La tentation est grande pour une jeune fille de jouer avec son look pour espérer gagner de l’argent en vendant bijoux ou cosmétique. Mais il ne suffit pas d’être jolie et de multiplier les codes promo pour devenir Kim Kardashian. «Le domaine de l’influence mode-beauté est saturé, avec beaucoup de concurrence. C’est très difficile de percer. Il faut pouvoir se démarquer, aller contre les stéréotypes, disrupter, être créatif, en misant sur d’autres valeurs comme le body positive ou les images sans filtre. Mais encore une fois, c’est une loterie.»

influenceur demande beaucoup de compétences et de travail»

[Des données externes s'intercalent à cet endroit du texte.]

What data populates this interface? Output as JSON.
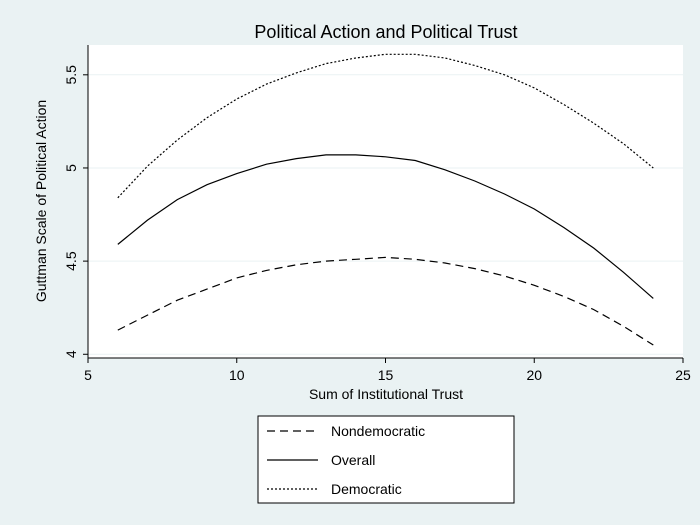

Laura Golay, responsable communication pour l’association CIAO

Peu d’influenceurs en Suisse

Pour 50 millions de créateurs de contenu dans le monde, 2 millions seulement en vivent*. En Suisse, seuls le grand JD brasse des millions de vues avec ses vidéos sur le paranormal et la mannequin Kristina Bazan cumule les followers en jouant la Shiva artistique (photo, chant, écriture). «Les influenceurs ont généralement d’autres sources de revenu, et souvent un métier dans la communication. Les compétences apprises sont très utiles dans le monde professionnel, pour gérer les réseaux sociaux d’une entreprise, par exemple», conclut Laura Golay.

Cadre légal

En Suisse, la loi sur le travail interdit, à quelques exceptions près, d’employer des mineurs de moins de 15 ans. Mais une personne qui génère des recettes grâce à son compte Instagram, TikTok ou sa chaîne YouTube tombe sous le statut d’indépendant. Auquel cas, les parents sont les représentants légaux de leur enfant jusqu’à sa majorité. L’autorité de protection de l’enfant peut toutefois intervenir si le bien-être de celui-ci est menacé ou qu’il existe un conflit d’intérêts entre les parents et l’enfant. À noter que la Suisse a ratifié la Convention de l’ONU relative aux droits de l’enfant en 1997.